Cato Research, Durham, North Carolina.
Department of Medicine, Georgetown University, Washington, District of Columbia.
Am J Physiol Gastrointest Liver Physiol. 2019 Nov 1;317(5):G682-G693. doi: 10.1152/ajpgi.00145.2019. Epub 2019 Aug 21.
Growth of pancreatic cancer is stimulated by gastrin in both a paracrine and an autocrine fashion. Traditional therapies have not significantly improved survival, and recently pancreatic cancer has been deemed a "cold" tumor due to its poor response to immunotherapy. Strategies to improve survival of pancreatic cancer are desperately needed. In the current investigation, we studied the effects of an anti-gastrin cancer vaccine, polyclonal antibody stimulator (PAS; formerly called G17DT and Gastrimmune), used alone or in combination with a programmed cell death receptor (PD)-1 immune checkpoint antibody on pancreatic cancer growth, metastases, and the tumor microenvironment (TME). Immune-competent female C57BL/6 mice bearing syngeneic orthotopic murine pancreatic cancer treated with PAS had significantly smaller tumors and fewer metastases. Examination of the TME demonstrated decreased fibrosis with fewer M2 and more M1 tumor-associated macrophages. Expression of the gene was significantly increased and expression of the gene was decreased compared with controls. Mice treated with PAS or the combination of PAS and PD-1 antibody exhibited significantly less tumor expression of phospho-paxillin, the focal adhesion protein β-catenin, and matrix metalloproteinase-7. This study suggests that inhibition of the cancer-promoting effects of gastrin in pancreatic cancer can decrease metastases by altering the TME and decreasing pathways that activate the epithelial mesenchymal transition. The PAS vaccine appears to change the TME, making it more susceptible to therapy with an immune checkpoint antibody. This novel combination of two immunotherapies may improve survival of pancreatic cancer by decreasing both tumor growth and metastasis formation. Survival from advanced pancreatic cancer is poor, in part due to dense fibrosis of the tumor microenvironment, increased number of M2-polarized macrophages that promote angiogenesis and invasion, and lack of "target-specific" therapy. Herein, we report that a tumor vaccine that selectively targets gastrin decreases pancreatic cancer growth and metastases. Furthermore, the gastrin vaccine polyclonal antibody stimulator alters the tumor microenvironment rendering it more responsive to immunotherapy with a programmed cell death receptor-1 immune checkpoint antibody.

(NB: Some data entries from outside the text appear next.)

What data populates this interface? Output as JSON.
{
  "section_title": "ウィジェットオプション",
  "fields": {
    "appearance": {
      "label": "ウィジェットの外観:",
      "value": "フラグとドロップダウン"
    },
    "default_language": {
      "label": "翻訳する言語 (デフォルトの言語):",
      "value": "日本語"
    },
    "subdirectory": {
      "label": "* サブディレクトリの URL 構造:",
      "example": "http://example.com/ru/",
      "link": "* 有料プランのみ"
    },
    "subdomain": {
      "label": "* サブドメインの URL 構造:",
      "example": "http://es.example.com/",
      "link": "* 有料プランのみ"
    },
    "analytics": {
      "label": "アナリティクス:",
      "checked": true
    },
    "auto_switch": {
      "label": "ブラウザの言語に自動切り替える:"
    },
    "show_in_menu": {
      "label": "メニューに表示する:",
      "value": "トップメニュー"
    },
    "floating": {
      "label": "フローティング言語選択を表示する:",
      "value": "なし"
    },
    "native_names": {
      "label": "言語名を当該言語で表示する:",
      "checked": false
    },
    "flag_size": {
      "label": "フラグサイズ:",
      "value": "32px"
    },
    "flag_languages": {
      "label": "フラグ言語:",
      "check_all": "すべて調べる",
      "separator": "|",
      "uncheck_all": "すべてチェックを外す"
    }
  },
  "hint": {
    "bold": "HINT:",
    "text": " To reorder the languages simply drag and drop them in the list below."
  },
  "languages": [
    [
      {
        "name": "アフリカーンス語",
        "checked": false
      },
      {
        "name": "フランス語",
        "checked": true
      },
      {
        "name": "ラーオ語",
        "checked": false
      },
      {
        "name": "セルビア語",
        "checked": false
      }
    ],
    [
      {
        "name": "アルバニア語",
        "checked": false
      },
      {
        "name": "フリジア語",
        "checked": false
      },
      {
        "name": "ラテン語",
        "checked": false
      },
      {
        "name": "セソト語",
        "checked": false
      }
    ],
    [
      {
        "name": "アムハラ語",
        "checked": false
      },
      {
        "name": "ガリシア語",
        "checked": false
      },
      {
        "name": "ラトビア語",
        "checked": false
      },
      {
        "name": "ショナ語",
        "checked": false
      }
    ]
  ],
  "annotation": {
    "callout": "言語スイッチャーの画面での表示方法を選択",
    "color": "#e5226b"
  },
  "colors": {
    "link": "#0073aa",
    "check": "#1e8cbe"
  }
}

胃泌素通过旁分泌和自分泌方式刺激胰腺癌的生长。传统疗法并未显著改善患者的生存状况,最近由于对免疫疗法的反应较差,胰腺癌被认为是一种“冷”肿瘤。迫切需要提高胰腺癌患者的生存率。在当前的研究中,我们研究了抗胃泌素癌症疫苗多克隆抗体刺激剂(PAS;以前称为 G17DT 和 Gastrimmune)单独或与程序性细胞死亡受体(PD)-1 免疫检查点抗体联合使用对胰腺癌细胞生长、转移和肿瘤微环境(TME)的影响。用 PAS 治疗携带同源原位鼠胰腺癌的免疫功能正常的雌性 C57BL/6 小鼠的肿瘤明显较小,转移灶较少。对 TME 的检查表明,纤维化减少,M2 型肿瘤相关巨噬细胞减少,M1 型增加。与对照组相比,基因的表达显著增加,基因的表达减少。与对照组相比,用 PAS 或 PAS 和 PD-1 抗体联合治疗的小鼠肿瘤中磷酸化斑联蛋白、黏着斑蛋白 β-连环蛋白和基质金属蛋白酶-7 的表达明显减少。本研究表明,抑制胃泌素在胰腺癌中的促癌作用可以通过改变 TME 并减少激活上皮间质转化的途径来减少转移。PAS 疫苗似乎改变了 TME,使其更容易接受免疫检查点抗体的治疗。两种免疫疗法的这种新组合可能通过减少肿瘤生长和转移形成来提高胰腺癌的生存率。晚期胰腺癌的生存率较差,部分原因是肿瘤微环境的纤维化程度高,促进血管生成和侵袭的 M2 极化巨噬细胞数量增加,以及缺乏“靶向特异性”治疗。在此,我们报告称,一种选择性靶向胃泌素的肿瘤疫苗可降低胰腺癌的生长和转移。此外,胃泌素疫苗多克隆抗体刺激剂改变了肿瘤微环境,使其对程序性细胞死亡受体-1 免疫检查点抗体的免疫治疗更敏感。